Building a Corporate brand identity
A corporate brand identity is the first way a company communicates to its customers and stakeholders. And behind every successful brand is a compelling story. A truly great corporate brand begins with a strong brand positioning strategy that becomes the framework for how it drives customer perception, empowers sales efforts, and influences purchasing behavior. Avoid a hollow corporate identity with the following key elements; “The Three Cs,” and watch how your brand builds recognition and loyalty with your target audience.

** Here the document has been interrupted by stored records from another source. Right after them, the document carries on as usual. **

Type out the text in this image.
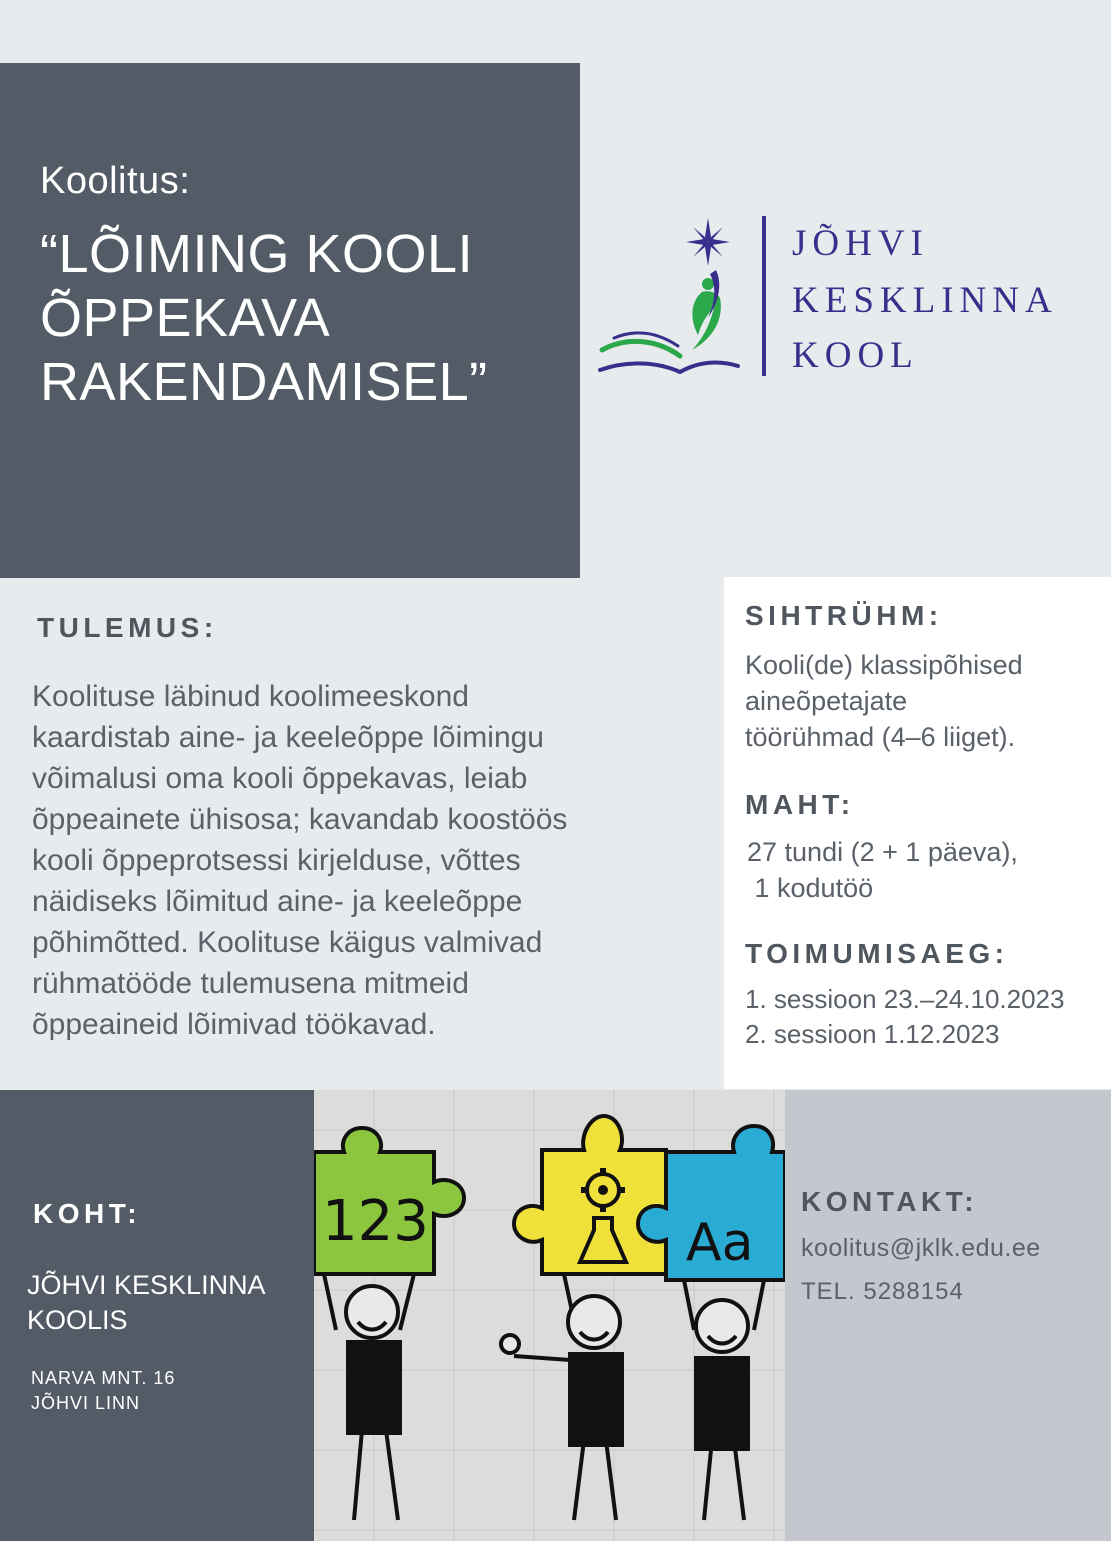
Koolitus:
“LÕIMING KOOLI
ÕPPEKAVA
RAKENDAMISEL”
JÕHVI
KESKLINNA
KOOL
TULEMUS:
Koolituse läbinud koolimeeskond
kaardistab aine- ja keeleõppe lõimingu
võimalusi oma kooli õppekavas, leiab
õppeainete ühisosa; kavandab koostöös
kooli õppeprotsessi kirjelduse, võttes
näidiseks lõimitud aine- ja keeleõppe
põhimõtted. Koolituse käigus valmivad
rühmatööde tulemusena mitmeid
õppeaineid lõimivad töökavad.
SIHTRÜHM:
Kooli(de) klassipõhised
aineõpetajate
töörühmad (4–6 liiget).
MAHT:
27 tundi (2 + 1 päeva),
1 kodutöö
TOIMUMISAEG:
1. sessioon 23.–24.10.2023
2. sessioon 1.12.2023
KOHT:
JÕHVI KESKLINNA
KOOLIS
NARVA MNT. 16
JÕHVI LINN
123	Aa
KONTAKT:
koolitus@jklk.edu.ee
TEL. 5288154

Be Clear. Without first defining a clear brand positioning strategy, a corporate brand identity is likened to a house finished with trendy tile and paint but lacking quality framing to ensure it stands the test of time. Beguiling branding – names, taglines, and visuals – won’t resonate with markets without the hard work that goes into supporting positioning. Branding triggers feelings. Positioning is about informing and defining those feelings. First, determine what defines your company, then select the brand elements that communicate that message.
If a company has positioning and messaging that are clear and succinct, cohesive corporate and brand identities can be developed. Names, logos, and marketing materials – should all express a consistent message that consumers, employees, investors, and the media will understand. Clarity is achievable even if products are marketed to varied market segments. Focus on a timeless message. Updates to logos, colors, and visual materials are not uncommon, but the core brand positioning and company names get fewer makeovers. Aim for an enduring appeal that is less susceptible to future trends and market shifts.
The McDonald’s brand is an outstanding example of clear positioning maintained through clear brand identity elements. Every aspect of their brand – name, logo, color palette, and packaging to their overall brand message – communicates a well-defined position their target audience. At McDonald’s core, it promises friendliness, approachability, and fun.
Be Consistent. It’s crucial to create your positioning strategy and to ensure the message is consistent across your brand, meaning it has to be inherent in the name, tagline, visuals, and marketing. As soon as you confuse your audience, you lose them. Furthermore, if you release brand or marketing materials that violate your company’s brand positioning strategy, you will also risk losing the equity you have built up to that point and possibly alienating existing customers.
One of many examples of this occurring is when RadioShack rebranded its corporate brand to The Shack in 2009 in an attempt to appeal to a younger audience. Not only did this rebrand fail to reach a new audience, but it also alienated them from their existing, older demographic. The brand never recovered, even after a hasty rebrand back to its original identity.
Be Compelling. For a brand to remain compelling to its market long-term, its brand identity should be rooted in customer connection. Creativity, competitive differentiation, tone, and feeling can all be elements of a compelling brand story. However, today’s consumers no longer detach product preferences from corporate brands and are loyal to brands that they can relate to and trust. Great brands recognize the importance of authenticity and have strong self-awareness and market-awareness. They accurately represent value propositions and differentiators while remaining open to the future. Consumer research, competitive audits, internal surveys, and interviews with executives, marketing, and sales are all useful tools to validate strategies.
Buyers consistently rank brand trust as the most important influencer in buying consideration. Loss of trust can have significant financial implications. The Economist considered 8 companies with highly publicized breaches in consumer trust – such as Volkswagen, Uber, and Wells Fargo – and assessed the impact to company value at a median loss of 30%. If you lose the trust and loyalty of your customers, the world’s greatest names and logos can’t save you.
When thoughtfully developed and executed, a strategic corporate brand identity speaks volumes and stands the test of time. Its components build continuity and trust by sharing a clear message across all brand components – from a corporate name to product branding materials to social media posts. Brands should regularly seek input and feedback from customers, employees, and investors and stay abreast of competitors and changing market forces. Admitting a brand’s flaws provides the springboard for strengthening its identity. Start with these baseline elements for a timeless message.